Here's a report on the availability of treatment of kidney disease around the world. If you are unlucky enough to have kidney failure (which is a top 10 cause of death), it's good to be in North America or Western Europe. Most countries (70%) have at least a minimal capacity to perform transplants. But if I read the map correctly, preemptive kidney transplants (i.e. transplants before dialysis, in map D below) are relatively common only in the U.S., Britain, and Norway. (And worldwide, a transplant costs less than two years of dialysis...)

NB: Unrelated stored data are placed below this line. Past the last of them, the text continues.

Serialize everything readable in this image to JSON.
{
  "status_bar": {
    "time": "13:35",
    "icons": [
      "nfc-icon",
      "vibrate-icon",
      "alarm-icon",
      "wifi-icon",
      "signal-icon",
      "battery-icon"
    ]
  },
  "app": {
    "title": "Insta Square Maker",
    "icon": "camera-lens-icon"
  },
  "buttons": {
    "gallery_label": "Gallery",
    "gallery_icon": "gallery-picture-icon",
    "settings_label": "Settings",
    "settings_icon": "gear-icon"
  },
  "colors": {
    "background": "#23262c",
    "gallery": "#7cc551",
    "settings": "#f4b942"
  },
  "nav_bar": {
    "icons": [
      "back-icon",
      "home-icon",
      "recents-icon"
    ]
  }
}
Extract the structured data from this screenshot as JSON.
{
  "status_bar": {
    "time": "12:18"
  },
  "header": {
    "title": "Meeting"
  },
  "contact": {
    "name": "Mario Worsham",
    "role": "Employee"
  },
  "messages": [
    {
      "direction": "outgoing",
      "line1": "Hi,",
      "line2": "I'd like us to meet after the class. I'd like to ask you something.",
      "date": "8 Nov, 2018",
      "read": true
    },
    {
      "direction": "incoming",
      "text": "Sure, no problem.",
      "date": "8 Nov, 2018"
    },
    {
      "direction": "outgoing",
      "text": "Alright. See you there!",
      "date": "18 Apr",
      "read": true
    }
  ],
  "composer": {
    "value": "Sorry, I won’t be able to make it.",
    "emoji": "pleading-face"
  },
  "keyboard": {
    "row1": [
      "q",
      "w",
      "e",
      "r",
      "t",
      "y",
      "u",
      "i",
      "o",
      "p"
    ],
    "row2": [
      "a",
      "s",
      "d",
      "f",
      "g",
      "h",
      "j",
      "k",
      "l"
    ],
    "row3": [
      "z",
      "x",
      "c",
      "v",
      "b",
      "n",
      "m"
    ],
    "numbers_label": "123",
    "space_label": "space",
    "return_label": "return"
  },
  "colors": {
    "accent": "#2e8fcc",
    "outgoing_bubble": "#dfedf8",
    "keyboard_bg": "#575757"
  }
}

Bello, A.K., Okpechi, I.G., Levin, A., Ye, F., Damster, S., Arruebo, S., Donner, J.A., Caskey, F.J., Cho, Y., Davids, M.R. and Davison, S.N., 2024. An update on the global disparities in kidney disease burden and care across world countries and regions. The Lancet Global Health, 12(3), pp.e382-e395.
"Background
"Since 2015, the International Society of Nephrology (ISN) Global Kidney Health Atlas (ISN-GKHA) has spearheaded multinational efforts to understand the status and capacity of countries to provide optimal kidney care, particularly in low-resource settings. In this iteration of the ISN-GKHA, we sought to extend previous findings by assessing availability, accessibility, quality, and affordability of medicines, kidney replacement therapy (KRT), and conservative kidney management (CKM).
...
"Findings
The literature review used information on prevalence of chronic kidney disease from 161 countries. The global median prevalence of chronic kidney disease was 9·5% (IQR 5·9–11·7) with the highest prevalence in Eastern and Central Europe (12·8%, 11·9–14·1). For the survey analysis, responses received covered 167 (87%) of 191 countries, representing 97·4% (7·700 billion of 7·903 billion) of the world population. Chronic haemodialysis was available in 162 (98%) of 165 countries, chronic peritoneal dialysis in 130 (79%), and kidney transplantation in 116 (70%). However, 121 (74%) of 164 countries were able to provide KRT to more than 50% of people with kidney failure. Children did not have access to haemodialysis in 12 (19%) of 62 countries, peritoneal dialysis in three (6%) countries, or kidney transplantation in three (6%) countries. CKM (non-dialysis management of people with kidney failure chosen through shared decision making) was available in 87 (53%) of 165 countries. The annual median costs of KRT were: US$19 380 per person for haemodialysis, $18 959 for peritoneal dialysis, and $26 903 for the first year of kidney transplantation. Overall, 74 (45%) of 166 countries allocated public funding to provide free haemodialysis at the point of delivery; use of this funding scheme increased with country income level. The median global prevalence of nephrologists was 11·8 per million population (IQR 1·8–24·8) with an 80-fold difference between low-income and high-income countries. Differing degrees of health workforce shortages were reported across regions and country income levels. A quarter of countries had a national chronic kidney disease-specific strategy (41 [25%] of 162) and chronic kidney disease was recognised as a health priority in 78 (48%) of 162 countries.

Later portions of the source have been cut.